Cerca tra i 5478 podcast,
l'archivio delle nostre trasmisioni dal 2006

Gemini

Di: Chiara Colli | 11/12/2010
C-68 is back. La ciclicità della popular music, trova in questi ultimi anni un'ennesima conferma nell'ondata di band - per ora d'oltreoceano, ma ci sarebbe da scommettere che il trend (ri) attraverserà l'Atlantico per (ri)approdare nella perfida Albione - palesemente influenzate dall'indie pop britannico dei metà 80. Crystal Stilts, The Pains of Being Pure at Heart, Vivian Girls, solo per fare qualche nome noto, le band dalle sonorità (più o meno) lo-fi e dalle chitarre jangly debitrici nei confronti di The Smiths, The Pastels e Black Tambourine. Ovviamente, incrociate con uno shoegaze dal muro di suono meno massiccio e distorto e con certo pop sintetico (made in UK) di matrice wave (The Cure su tutti). Alla schiera, si aggiunge una nuova one man band, probabilmente non troppo originale, ma il cui esordio non può che essere definito come un piccolo gioiellino pop.
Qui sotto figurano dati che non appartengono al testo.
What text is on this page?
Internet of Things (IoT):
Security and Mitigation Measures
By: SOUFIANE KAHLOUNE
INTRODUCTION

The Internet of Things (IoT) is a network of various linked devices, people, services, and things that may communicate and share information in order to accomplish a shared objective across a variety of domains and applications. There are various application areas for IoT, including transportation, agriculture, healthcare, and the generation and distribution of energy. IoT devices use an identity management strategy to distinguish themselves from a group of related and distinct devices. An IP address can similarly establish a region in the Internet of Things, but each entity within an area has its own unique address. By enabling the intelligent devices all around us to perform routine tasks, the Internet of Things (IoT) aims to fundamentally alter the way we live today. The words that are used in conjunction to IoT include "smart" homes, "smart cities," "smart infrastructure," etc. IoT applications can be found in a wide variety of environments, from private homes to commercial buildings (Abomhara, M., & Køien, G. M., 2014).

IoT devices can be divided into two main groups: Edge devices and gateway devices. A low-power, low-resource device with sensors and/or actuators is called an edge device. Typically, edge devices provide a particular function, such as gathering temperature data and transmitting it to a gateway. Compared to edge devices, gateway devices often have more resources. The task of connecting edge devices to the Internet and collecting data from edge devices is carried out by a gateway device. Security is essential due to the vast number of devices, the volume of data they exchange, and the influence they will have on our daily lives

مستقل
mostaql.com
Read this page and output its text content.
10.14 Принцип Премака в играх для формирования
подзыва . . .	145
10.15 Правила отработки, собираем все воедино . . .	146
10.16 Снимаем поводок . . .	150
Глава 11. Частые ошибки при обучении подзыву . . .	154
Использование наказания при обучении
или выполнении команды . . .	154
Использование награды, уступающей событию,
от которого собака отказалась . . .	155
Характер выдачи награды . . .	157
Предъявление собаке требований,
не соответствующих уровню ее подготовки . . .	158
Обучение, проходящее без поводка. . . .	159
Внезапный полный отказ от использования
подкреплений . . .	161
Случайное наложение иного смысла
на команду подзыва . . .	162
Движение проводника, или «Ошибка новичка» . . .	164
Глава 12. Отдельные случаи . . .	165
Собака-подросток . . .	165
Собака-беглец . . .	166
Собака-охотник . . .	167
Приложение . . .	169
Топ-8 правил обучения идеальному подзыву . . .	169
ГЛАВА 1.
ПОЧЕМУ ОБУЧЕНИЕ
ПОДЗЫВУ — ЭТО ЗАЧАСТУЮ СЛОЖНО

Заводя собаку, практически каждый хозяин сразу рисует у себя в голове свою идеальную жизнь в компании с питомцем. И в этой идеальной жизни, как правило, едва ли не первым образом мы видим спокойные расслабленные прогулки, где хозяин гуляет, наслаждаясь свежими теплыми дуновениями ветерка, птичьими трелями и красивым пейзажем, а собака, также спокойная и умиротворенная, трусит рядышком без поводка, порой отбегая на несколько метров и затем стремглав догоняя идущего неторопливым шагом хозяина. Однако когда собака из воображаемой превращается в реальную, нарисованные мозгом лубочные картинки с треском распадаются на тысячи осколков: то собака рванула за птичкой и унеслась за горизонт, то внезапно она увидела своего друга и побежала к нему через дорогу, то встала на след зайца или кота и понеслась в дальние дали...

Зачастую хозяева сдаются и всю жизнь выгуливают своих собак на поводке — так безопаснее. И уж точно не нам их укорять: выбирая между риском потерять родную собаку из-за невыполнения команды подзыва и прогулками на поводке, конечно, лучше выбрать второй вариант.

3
Sono i Wild Nothing di Jack Tatum, giovane e timidissimo polistrumentista della Virginia, terra che oltre a tanta desolazione ha dato i natali ad un altro "piccolo principe" del lo-fi, tal Stephen Malkmus.
Un nome che nasce semplicemente "Perchè cercavo due parole che stessero bene insiene" (!) e un album che esce quasi per caso, per stessa ammissione di Tatum. Poco dopo aver messo su un myspace, nell'estate 2009, l'anima dei futuri Wild Nothing viene contattata da Mr. Blank Dogs, aka Mike Spiner, che lo vuole produrre con la sua Captured Tracks. Guru del lo-fi, Spiner incoraggia Tatum a scrivere canzoni e a registrarle con i pochi mezzi a disposizione nella sua cameretta. Il risultato è "Gemini", 11 brani di pop dreamy, melodie nostalgiche e zuccherose (quanto basta), chitarre debitrici di Marr e synth devoti a Robert Smith & co. Un suono certamente derivativo, ma anche una inequivocabile - per chi ama l'indie pop in tutte le sue forme - capacità di comporre melodie catchy e disimpegnate, senza risultare commerciali. Un ideale incrocio tra My Bloody Valentine e i Cure di "The Head on the Door", con influssi scozzesi che trapelano nelle tastiere di "Confirmation" o "Chinatown". Una potenziale versione C-86 degli anni '10, nella deliziosa "Summer Holiday", nella Morrisseiana "Live in Dreams" e nella romanticissima "O Lilac". Un album palesemente scritto nella propria cameretta, mentre si pensa alla propria fidanzata e la musica è ancora una sincera via di fuga dalla noia e dal grigiore della realtà quotidiana. Un album pop, senza la pretesa di suonare innovativo, ma con la purezza di un ragazzo di periferia che non ha ancora idea di quanto pericoloso potrebbe diventare il suo giocattolo. Un album dalle tinte pastello, perfetto per chi non teme i fantasmi del passato e i (potenziali) inganni del presente.